Often times, politicians, especially those who are local, have spoken at the institution simply because speaking with constituents is a good thing. Jim Ramstad’s presence on the campus, along with many other political figures including Bill Frenzel, Bruce Vento, and Amy Klobuchar, has demonstrated this need to see and be seen directly among local constituents (Wynia 2010). This establishment in the public eye is prevalent on college campuses, partly due to the understanding that students, through their education, are more than likely to emerge as future generations of voters.
Political speakers on the campus of North Hennepin have retained a principle of political engagement throughout their visits.
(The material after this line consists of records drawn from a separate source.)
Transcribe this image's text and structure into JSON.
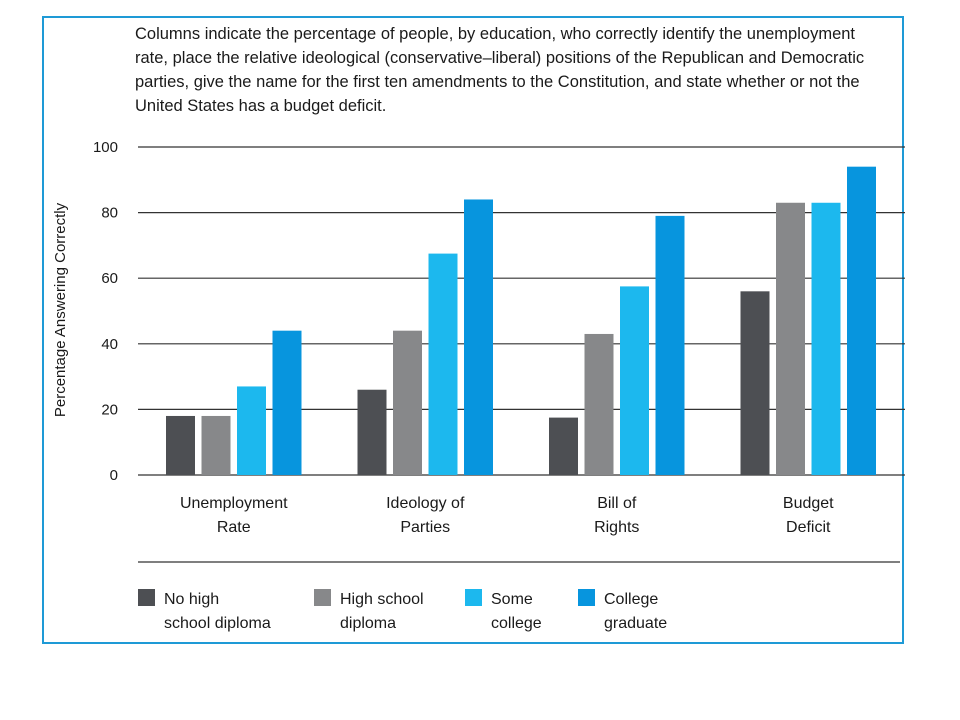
{
  "caption": "Columns indicate the percentage of people, by education, who correctly identify the unemployment rate, place the relative ideological (conservative–liberal) positions of the Republican and Democratic parties, give the name for the first ten amendments to the Constitution, and state whether or not the United States has a budget deficit.",
  "chart_data": {
    "type": "bar",
    "ylabel": "Percentage Answering Correctly",
    "xlabel": "",
    "ylim": [
      0,
      100
    ],
    "yticks": [
      0,
      20,
      40,
      60,
      80,
      100
    ],
    "grid": true,
    "legend_position": "bottom",
    "categories": [
      [
        "Unemployment",
        "Rate"
      ],
      [
        "Ideology of",
        "Parties"
      ],
      [
        "Bill of",
        "Rights"
      ],
      [
        "Budget",
        "Deficit"
      ]
    ],
    "series": [
      {
        "name": [
          "No high",
          "school diploma"
        ],
        "color": "#4d4f53",
        "values": [
          18,
          26,
          17.5,
          56
        ]
      },
      {
        "name": [
          "High school",
          "diploma"
        ],
        "color": "#87888a",
        "values": [
          18,
          44,
          43,
          83
        ]
      },
      {
        "name": [
          "Some",
          "college"
        ],
        "color": "#1cb8ee",
        "values": [
          27,
          67.5,
          57.5,
          83
        ]
      },
      {
        "name": [
          "College",
          "graduate"
        ],
        "color": "#0795de",
        "values": [
          44,
          84,
          79,
          94
        ]
      }
    ]
  }
}
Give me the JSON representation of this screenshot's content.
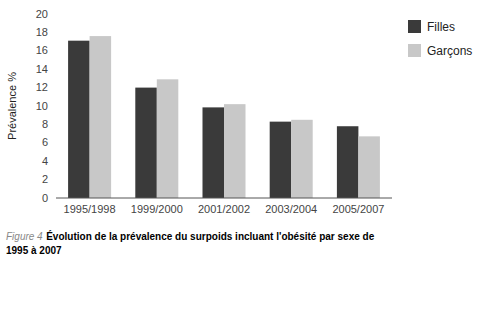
{
  "chart_data": {
    "type": "bar",
    "categories": [
      "1995/1998",
      "1999/2000",
      "2001/2002",
      "2003/2004",
      "2005/2007"
    ],
    "series": [
      {
        "name": "Filles",
        "color": "#3a3a3a",
        "values": [
          17.1,
          12.0,
          9.85,
          8.3,
          7.8
        ]
      },
      {
        "name": "Garçons",
        "color": "#c8c8c8",
        "values": [
          17.6,
          12.9,
          10.2,
          8.5,
          6.7
        ]
      }
    ],
    "ylabel": "Prévalence %",
    "ylim": [
      0,
      20
    ],
    "yticks": [
      0,
      2,
      4,
      6,
      8,
      10,
      12,
      14,
      16,
      18,
      20
    ],
    "grid": false,
    "legend": "right",
    "caption": {
      "label": "Figure 4",
      "text": "Évolution de la prévalence du surpoids incluant l'obésité par sexe de\n1995 à 2007"
    }
  }
}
Through speaking of activism directly in the first half of the college’s history, and progressing into recent decades as promoters of education and campaign politics, the same aspect has been evident. Greater activism equals larger levels of participation, and higher education and campaign tactics also produce more involved constituents. It is through these means that the college has witnessed progressions of political topics among those public officials speaking at campus events. These message adaptations are not without reason. As promoting political activism during the 1960s, ’70s and early ’80s grew out of sync, partially from proving to be less than effective (Altbach 1997, 6), politicians recognized the standing ability of education to maintain a more permanent ability to keep constituents engaged and predict “characteristics” (Hillygus 2005, 25). As a result, political commentary moved in the educational direction and became a more favored means for obtaining civically motivated citizens. Campaigning has also rendered itself with frequency at the college over the years (Refer back to Figure 1), especially during the transition period from activism promotion to educational focus during the 1980s. Campaigning is likewise influential to political engagement, except rather than being geared toward specific issues in the ways that activism and education are, it is geared toward specific people and parties. In the end, these purposes are important to identify, as they reveal much about the greater social, political, and educational climates under which they occur. This reasoning also stands to demonstrate the role in which education plays in politics, and politics plays in education. It is with that, that politicians visiting North Hennepin Community College have ultimately held the same message, despite their differing tones.